February 2023 – By Kyle Rohrwasser
According to the Case-Shiller National Home Price Index, American home values fell roughly 25% from the beginning of 2006 to their bottom in early 2012. Since that low point, average home prices in America have skyrocketed, largely due to low-interest rates, government quantitative easing, and the involvement of large real estate companies purchasing single-family homes as investments. These three major factors created a market where debt was cheap, excess dollars were present in the system, and homes were scarce – a trifecta for increasing real estate values.
Between February 2012 and November 2022, the average home price in America increased by 123%. However, the current scenario is different, and the bullish case for residential homeownership as an investment is fading. These three scenarios have now reversed: mortgage rates are the highest they have been in a decade (the national average as of writing this is 6.75%), the Federal Reserve is now tightening quantitatively (essentially taking dollars out of the market), and large investment firms have stopped buying homes because they have become overvalued. This has created a headwind for real estate, and historically, it is one of the worst times to purchase a home in the last couple of decades. The saving grace currently for housing is the low supply portion of the formula. Pending home sales continue to decrease and home builders are slowing down quickly, this should create a market with very limited supply, essentially creating a buoy for home prices for the time being.
The Federal Reserve Bank of Atlanta tracks and records this data, incorporating it into an index called the Home Ownership Affordability Monitor (HOAM). The chart shows that the current market has low home affordability, the lowest in the last 16 years. The chart also shows the impact on real estate affordability, with most of the impact coming from rising rates. As the Federal Reserve gears up for more rate hikes (estimating three more for 2023 so far), it seems that there may be even more room to fall, and a correction of asset valuations may be in order.
In conclusion, if you are a first-time homebuyer or require a long-term mortgage to purchase your home, you may want to consider waiting for a more opportune time to start. If you are a cash buyer, you may have some opportunities in the coming years in regard to investment. You may see an opportunity similar to 2012 when home prices decreased, and interest rates were cut to increase economic activity. We cannot predict markets, and by no means can we confirm that this will happen, but leading indicators and past cycles have shown the playbook of how the residential real estate market works long term and if over the next few years rates come back down you may have another window of opportunity!

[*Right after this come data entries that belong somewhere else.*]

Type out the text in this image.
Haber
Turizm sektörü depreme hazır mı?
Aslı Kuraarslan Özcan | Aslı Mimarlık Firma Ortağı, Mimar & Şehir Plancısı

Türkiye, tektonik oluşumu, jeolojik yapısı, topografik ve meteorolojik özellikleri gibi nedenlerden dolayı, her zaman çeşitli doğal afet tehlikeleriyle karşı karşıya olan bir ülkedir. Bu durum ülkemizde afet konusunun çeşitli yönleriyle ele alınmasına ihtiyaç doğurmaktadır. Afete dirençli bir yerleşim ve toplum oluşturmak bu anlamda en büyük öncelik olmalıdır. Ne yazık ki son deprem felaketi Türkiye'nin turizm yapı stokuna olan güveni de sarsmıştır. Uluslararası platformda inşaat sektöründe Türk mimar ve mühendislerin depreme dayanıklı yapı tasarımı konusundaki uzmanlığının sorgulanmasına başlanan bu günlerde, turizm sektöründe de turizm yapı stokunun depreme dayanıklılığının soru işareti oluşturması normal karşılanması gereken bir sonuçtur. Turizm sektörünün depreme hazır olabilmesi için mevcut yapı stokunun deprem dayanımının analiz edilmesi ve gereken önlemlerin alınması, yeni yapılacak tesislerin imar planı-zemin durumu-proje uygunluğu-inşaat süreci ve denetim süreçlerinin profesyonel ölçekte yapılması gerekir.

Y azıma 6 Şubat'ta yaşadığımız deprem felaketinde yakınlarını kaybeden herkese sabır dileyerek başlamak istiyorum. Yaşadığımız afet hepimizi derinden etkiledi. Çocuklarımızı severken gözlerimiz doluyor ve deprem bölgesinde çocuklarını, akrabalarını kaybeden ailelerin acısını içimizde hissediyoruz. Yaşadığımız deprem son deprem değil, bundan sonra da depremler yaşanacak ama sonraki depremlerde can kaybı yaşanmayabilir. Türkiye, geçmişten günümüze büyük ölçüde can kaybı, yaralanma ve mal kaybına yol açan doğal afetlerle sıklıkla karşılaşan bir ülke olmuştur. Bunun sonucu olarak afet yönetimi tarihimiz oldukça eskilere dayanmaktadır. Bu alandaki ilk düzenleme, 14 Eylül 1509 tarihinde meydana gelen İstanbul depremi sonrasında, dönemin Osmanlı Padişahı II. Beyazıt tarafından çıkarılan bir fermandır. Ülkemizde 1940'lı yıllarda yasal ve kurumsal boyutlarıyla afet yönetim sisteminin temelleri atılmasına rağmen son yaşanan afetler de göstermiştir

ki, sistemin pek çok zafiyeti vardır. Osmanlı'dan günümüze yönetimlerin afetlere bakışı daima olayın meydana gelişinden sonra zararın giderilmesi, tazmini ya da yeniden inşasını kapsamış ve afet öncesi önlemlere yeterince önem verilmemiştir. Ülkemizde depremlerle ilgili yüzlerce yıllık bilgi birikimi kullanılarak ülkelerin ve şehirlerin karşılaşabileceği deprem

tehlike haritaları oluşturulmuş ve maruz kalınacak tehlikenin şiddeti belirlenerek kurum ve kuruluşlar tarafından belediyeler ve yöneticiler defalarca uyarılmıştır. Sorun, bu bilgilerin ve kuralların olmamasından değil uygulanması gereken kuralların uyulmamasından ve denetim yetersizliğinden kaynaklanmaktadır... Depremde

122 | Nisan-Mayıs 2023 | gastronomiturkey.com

The opinions voiced in this material are for general information only and are not intended to provide specific advice or recommendation for any individual. Although general strategies and/or opinions are revealed, this post is not intended to, nor does it represent or reflect, transactions or activity specific to any one account. To determine which investment(s) may be appropriate for you, consult your financial advisor prior to investing. All performance referenced is historical and is no guarantee of future results. All data and information is gathered from sources believed to be reliable and is not warranted to be correct, complete, or accurate. Investments carry a risk of loss including loss of principal. Past performance is never a guarantee of future results.